Custom separators are useful when the file is organized into chunks instead of ordinary lines. That lets readlines adapt to formats like paragraphs or delimited text without a separate parser, so you get clean, pre-split chunks straight from the read call rather than having to split them in a second pass.

Reading from standard input

# Read all lines from stdin until EOF
puts "Enter lines (Ctrl+D to end):"
lines = STDIN.readlines
puts "You entered #{lines.length} lines"

Reading from standard input is the same pattern, just pointed at interactive data instead of a file on disk. It is handy in small scripts that wait for pasted text or piped input, and the array return value means you can treat typed or piped data the same way you would treat a file on disk.

Processing log files

# Analyze log file
log_lines = File.readlines("application.log")

# Find all error entries
errors = log_lines.select { |line| line.include?("ERROR") }
puts "Found #{errors.length} errors"

# Find lines after a timestamp
critical = log_lines.select { |line| line.match?(/CRITICAL/) }

The array form makes it easy to apply several filters after the lines are loaded. That works well when the file is small enough to fit comfortably in memory and the follow-up analysis needs random access without reopening the source. For log files under a few megabytes, this approach is both simple and fast.

Practical data processing

# Process CSV-like data
data = File.readlines("data.txt")
parsed = data.map do |line|
  line.chomp.split(",")
end

# Filter and transform
results = File.readlines("input.txt")
  .reject { |line| line.start_with?("#") }  # Skip comments
  .map(&:strip)
  .reject(&:empty?)

That pipeline shows the main trade-off of readlines: you get a complete array up front, which makes chained array operations convenient. The cost is memory, so it fits moderate files better than huge ones.

Memory considerations

readlines loads the entire file into memory, which can be problematic for very large files. For large files, consider using each_line instead:

# Memory-efficient alternative for large files
File.open("huge_file.txt", "r") do |file|
  file.each_line do |line|
    process(line)
  end
end

That streaming pattern is the better choice when file size matters more than random access. You trade the convenience of an array for lower memory usage and a smaller working set, but you also lose the ability to jump to an arbitrary line by index without re-reading from the start.

Performance tips

# Specify separator for better performance when you know the format
lines = File.readlines("file.txt", chomp: true)  # Ruby 2.5+

# Use encoding when dealing with non-UTF8 files
lines = File.readlines("file.txt", encoding: "ISO-8859-1")
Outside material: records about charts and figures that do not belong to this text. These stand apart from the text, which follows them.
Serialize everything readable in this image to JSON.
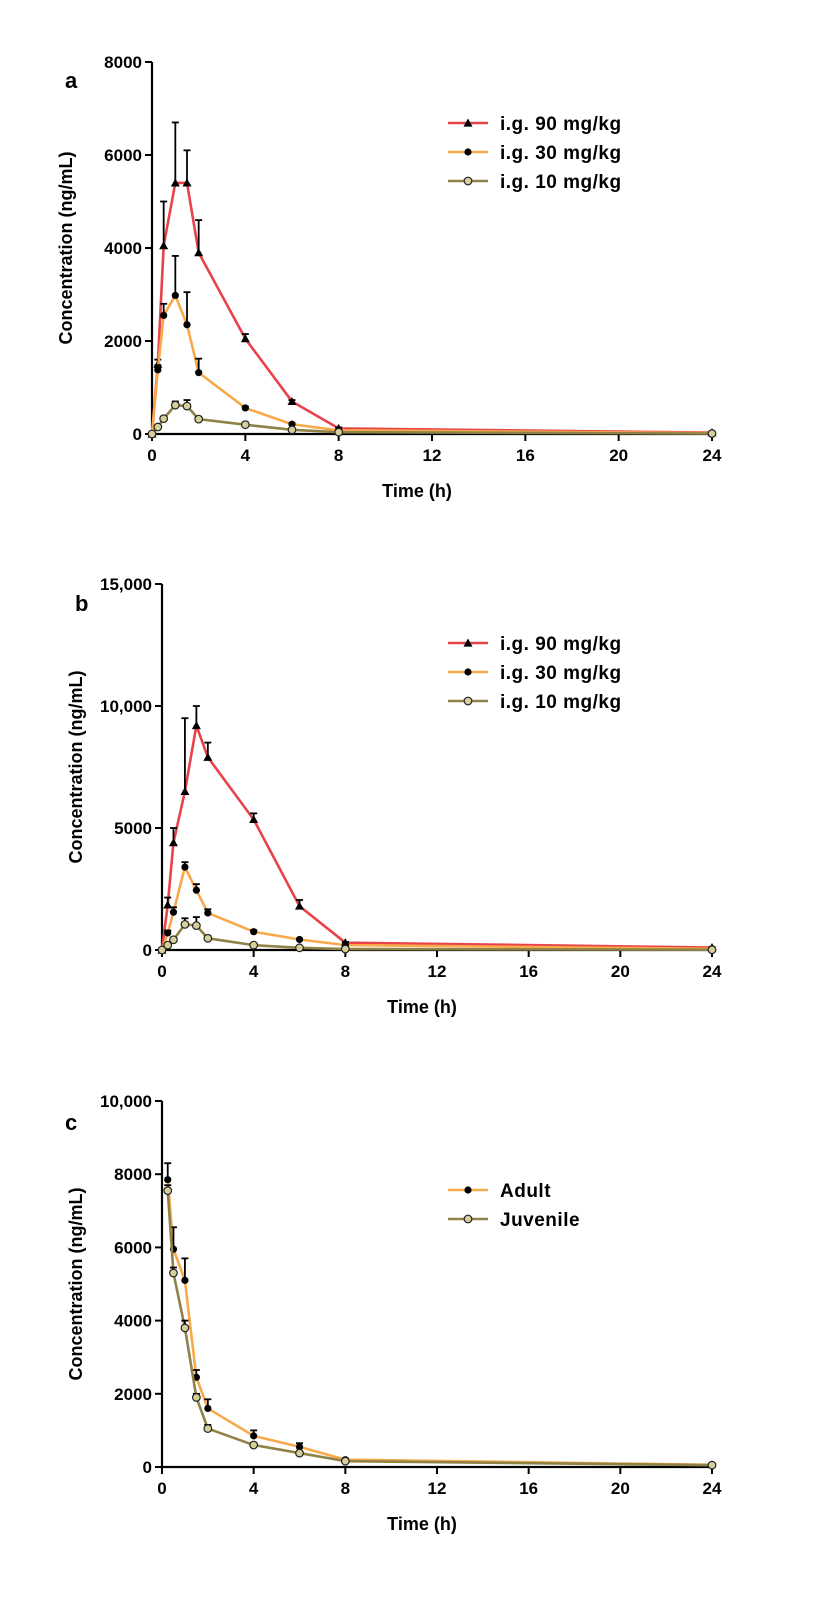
{
  "colors": {
    "red": "#e8434b",
    "orange": "#f7a94b",
    "olive": "#8f8246",
    "marker_dark": "#000000",
    "marker_light": "#d6cf9a"
  },
  "chart_data": [
    {
      "panel": "a",
      "type": "line",
      "xlabel": "Time (h)",
      "ylabel": "Concentration (ng/mL)",
      "xlim": [
        0,
        24
      ],
      "ylim": [
        0,
        8000
      ],
      "xticks": [
        0,
        4,
        8,
        12,
        16,
        20,
        24
      ],
      "xtick_labels": [
        "0",
        "4",
        "8",
        "12",
        "16",
        "20",
        "24"
      ],
      "yticks": [
        0,
        2000,
        4000,
        6000,
        8000
      ],
      "ytick_labels": [
        "0",
        "2000",
        "4000",
        "6000",
        "8000"
      ],
      "legend_position": "top-right",
      "series": [
        {
          "name": "i.g. 90 mg/kg",
          "color": "#e8434b",
          "marker": "triangle",
          "x": [
            0,
            0.25,
            0.5,
            1,
            1.5,
            2,
            4,
            6,
            8,
            24
          ],
          "y": [
            0,
            1500,
            4050,
            5400,
            5400,
            3900,
            2050,
            700,
            120,
            30
          ],
          "err": [
            0,
            100,
            950,
            1300,
            700,
            700,
            100,
            30,
            20,
            5
          ]
        },
        {
          "name": "i.g. 30 mg/kg",
          "color": "#f7a94b",
          "marker": "circle",
          "x": [
            0,
            0.25,
            0.5,
            1,
            1.5,
            2,
            4,
            6,
            8,
            24
          ],
          "y": [
            0,
            1380,
            2550,
            2980,
            2350,
            1320,
            560,
            210,
            80,
            20
          ],
          "err": [
            0,
            100,
            250,
            850,
            700,
            300,
            30,
            20,
            10,
            5
          ]
        },
        {
          "name": "i.g. 10 mg/kg",
          "color": "#8f8246",
          "marker": "circle-open",
          "x": [
            0,
            0.25,
            0.5,
            1,
            1.5,
            2,
            4,
            6,
            8,
            24
          ],
          "y": [
            0,
            150,
            330,
            620,
            600,
            320,
            200,
            90,
            40,
            10
          ],
          "err": [
            0,
            20,
            40,
            80,
            130,
            50,
            50,
            20,
            10,
            3
          ]
        }
      ]
    },
    {
      "panel": "b",
      "type": "line",
      "xlabel": "Time (h)",
      "ylabel": "Concentration (ng/mL)",
      "xlim": [
        0,
        24
      ],
      "ylim": [
        0,
        15000
      ],
      "xticks": [
        0,
        4,
        8,
        12,
        16,
        20,
        24
      ],
      "xtick_labels": [
        "0",
        "4",
        "8",
        "12",
        "16",
        "20",
        "24"
      ],
      "yticks": [
        0,
        5000,
        10000,
        15000
      ],
      "ytick_labels": [
        "0",
        "5000",
        "10,000",
        "15,000"
      ],
      "legend_position": "top-right",
      "series": [
        {
          "name": "i.g. 90 mg/kg",
          "color": "#e8434b",
          "marker": "triangle",
          "x": [
            0,
            0.25,
            0.5,
            1,
            1.5,
            2,
            4,
            6,
            8,
            24
          ],
          "y": [
            0,
            1850,
            4400,
            6500,
            9200,
            7900,
            5350,
            1800,
            300,
            100
          ],
          "err": [
            0,
            300,
            600,
            3000,
            800,
            600,
            250,
            250,
            30,
            20
          ]
        },
        {
          "name": "i.g. 30 mg/kg",
          "color": "#f7a94b",
          "marker": "circle",
          "x": [
            0,
            0.25,
            0.5,
            1,
            1.5,
            2,
            4,
            6,
            8,
            24
          ],
          "y": [
            0,
            700,
            1550,
            3400,
            2450,
            1520,
            750,
            430,
            200,
            50
          ],
          "err": [
            0,
            100,
            200,
            200,
            250,
            150,
            60,
            40,
            20,
            5
          ]
        },
        {
          "name": "i.g. 10 mg/kg",
          "color": "#8f8246",
          "marker": "circle-open",
          "x": [
            0,
            0.25,
            0.5,
            1,
            1.5,
            2,
            4,
            6,
            8,
            24
          ],
          "y": [
            0,
            200,
            420,
            1050,
            1000,
            480,
            200,
            90,
            40,
            10
          ],
          "err": [
            0,
            40,
            80,
            250,
            350,
            100,
            40,
            20,
            10,
            3
          ]
        }
      ]
    },
    {
      "panel": "c",
      "type": "line",
      "xlabel": "Time (h)",
      "ylabel": "Concentration (ng/mL)",
      "xlim": [
        0,
        24
      ],
      "ylim": [
        0,
        10000
      ],
      "xticks": [
        0,
        4,
        8,
        12,
        16,
        20,
        24
      ],
      "xtick_labels": [
        "0",
        "4",
        "8",
        "12",
        "16",
        "20",
        "24"
      ],
      "yticks": [
        0,
        2000,
        4000,
        6000,
        8000,
        10000
      ],
      "ytick_labels": [
        "0",
        "2000",
        "4000",
        "6000",
        "8000",
        "10,000"
      ],
      "legend_position": "top-right",
      "series": [
        {
          "name": "Adult",
          "color": "#f7a94b",
          "marker": "circle",
          "x": [
            0.25,
            0.5,
            1,
            1.5,
            2,
            4,
            6,
            8,
            24
          ],
          "y": [
            7850,
            5950,
            5100,
            2450,
            1600,
            850,
            550,
            200,
            60
          ],
          "err": [
            450,
            600,
            600,
            200,
            250,
            150,
            100,
            30,
            10
          ]
        },
        {
          "name": "Juvenile",
          "color": "#8f8246",
          "marker": "circle-open",
          "x": [
            0.25,
            0.5,
            1,
            1.5,
            2,
            4,
            6,
            8,
            24
          ],
          "y": [
            7550,
            5300,
            3800,
            1900,
            1050,
            600,
            380,
            160,
            50
          ],
          "err": [
            150,
            150,
            200,
            100,
            100,
            60,
            40,
            20,
            5
          ]
        }
      ]
    }
  ]
}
Those options are worth setting explicitly when your files are large or come from different environments. The method itself is simple, but a few upfront choices — like chomp: true to strip newlines and an explicit encoding to avoid character conversion surprises — can keep the rest of the pipeline predictable and portable.

The readlines method is a convenient way to work with file contents when you need all lines in memory at once, making it ideal for files that fit comfortably in memory.

If you only need to stream through the file once, each_line is often a better match. The method choice is really about whether the whole file needs to become an array or whether you can process each line as it arrives.